До прихода сюда она не сомневалась, что окружающие примут ее сторону – тетушка была большой мастерицей выставить ситуацию в нужном свете, – однако здешнее общество заставило ее насторожиться. На мгновение она даже растерялась. Молодые люди, сбившиеся в круг около Тимофеева, были не какие-нибудь охламоны в дырявых джинсах; они были образованы и умны, чувствовали себя непринужденно и рассуждали на самые разные темы. Одеты все были как подобает случаю, дамы пришли в вечернем, а художника завалили корзинами цветов. Но главное, все они увлеченно беседовали. О чем, она толком не понимала, но видела, с какой горячностью, с каким неподдельным интересом смотрели они на Тимофеева и как прислушивались к нему, особенно девицы.

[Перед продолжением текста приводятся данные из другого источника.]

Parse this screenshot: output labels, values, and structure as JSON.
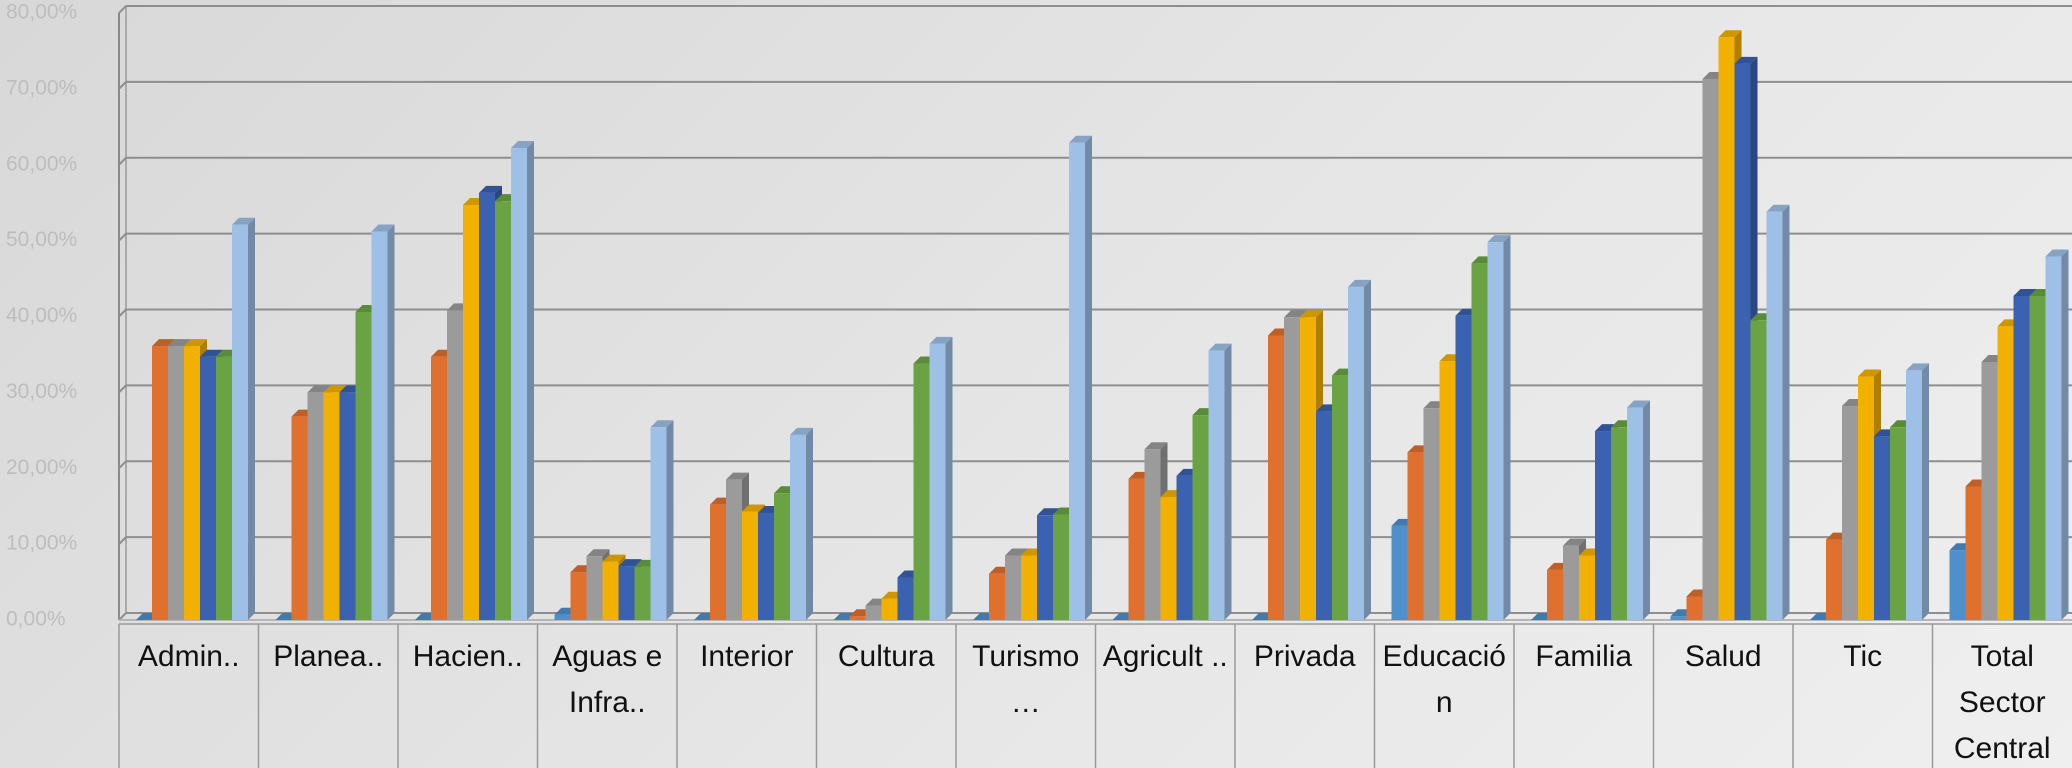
{
  "chart_data": {
    "type": "bar3d",
    "categories": [
      "Admin..",
      "Planea..",
      "Hacien..",
      "Aguas e Infra..",
      "Interior",
      "Cultura",
      "Turismo …",
      "Agricult ..",
      "Privada",
      "Educación",
      "Familia",
      "Salud",
      "Tic",
      "Total Sector Central"
    ],
    "series": [
      {
        "color": "#4f8fcc",
        "values": [
          0,
          0,
          0,
          0.7,
          0,
          0,
          0,
          0,
          0,
          12.4,
          0,
          0.5,
          0,
          9.2
        ]
      },
      {
        "color": "#e0702e",
        "values": [
          36.1,
          26.8,
          34.7,
          6.3,
          15.2,
          0.5,
          6.1,
          18.6,
          37.5,
          22.1,
          6.6,
          3.1,
          10.6,
          17.6
        ]
      },
      {
        "color": "#9b9b9b",
        "values": [
          36.1,
          30.0,
          40.8,
          8.4,
          18.5,
          1.9,
          8.5,
          22.5,
          39.9,
          27.9,
          9.8,
          71.3,
          28.2,
          34.0
        ]
      },
      {
        "color": "#f2b000",
        "values": [
          36.1,
          30.0,
          54.7,
          7.7,
          14.3,
          2.8,
          8.5,
          16.2,
          39.9,
          34.1,
          8.5,
          76.8,
          32.1,
          38.7
        ]
      },
      {
        "color": "#3a62b0",
        "values": [
          34.7,
          30.0,
          56.3,
          7.1,
          14.1,
          5.6,
          13.8,
          19.0,
          27.5,
          40.1,
          24.9,
          73.3,
          24.2,
          42.7
        ]
      },
      {
        "color": "#6aa343",
        "values": [
          34.7,
          40.6,
          55.2,
          7.0,
          16.7,
          33.8,
          13.9,
          27.0,
          32.2,
          47.0,
          25.4,
          39.5,
          25.4,
          42.7
        ]
      },
      {
        "color": "#9fc0e6",
        "values": [
          52.1,
          51.2,
          62.2,
          25.4,
          24.4,
          36.4,
          62.9,
          35.5,
          43.9,
          49.8,
          28.0,
          53.8,
          32.9,
          47.9
        ]
      }
    ],
    "ylim": [
      0,
      80
    ],
    "yticks": [
      {
        "value": 0,
        "label": "0,00%"
      },
      {
        "value": 10,
        "label": "10,00%"
      },
      {
        "value": 20,
        "label": "20,00%"
      },
      {
        "value": 30,
        "label": "30,00%"
      },
      {
        "value": 40,
        "label": "40,00%"
      },
      {
        "value": 50,
        "label": "50,00%"
      },
      {
        "value": 60,
        "label": "60,00%"
      },
      {
        "value": 70,
        "label": "70,00%"
      },
      {
        "value": 80,
        "label": "80,00%"
      }
    ],
    "grid": true
  }
}
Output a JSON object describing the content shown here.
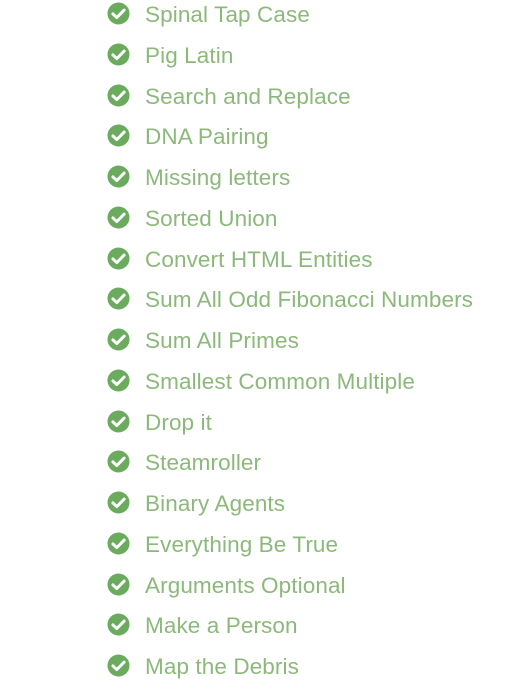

Они смеялись, перебивали друг друга и спорили, но споры эти были о высоком, о том, например, должно ли искусство лишь только показывать жизнь или должно возвышать, давать надежду; и что важнее, мастерство исполнения или чувство, которым картина способна наполнить душу ее созерцателя. Похоже, сам поступок Тимофеева не ставился под сомнение, спорили лишь о том, какое именно впечатление производят его картины. Два-три скептика, до сих пор стоявшие поодаль, не удержались и тоже присоединились к всеобщему гвалту. Зал жужжал дружески и живо. Шампанское сближало. Тут и там раздавались возгласы и смех. Со стороны с отеческим умилением глядел на происходящее старичок-директор. Щебечущая молодежь грела его сердце.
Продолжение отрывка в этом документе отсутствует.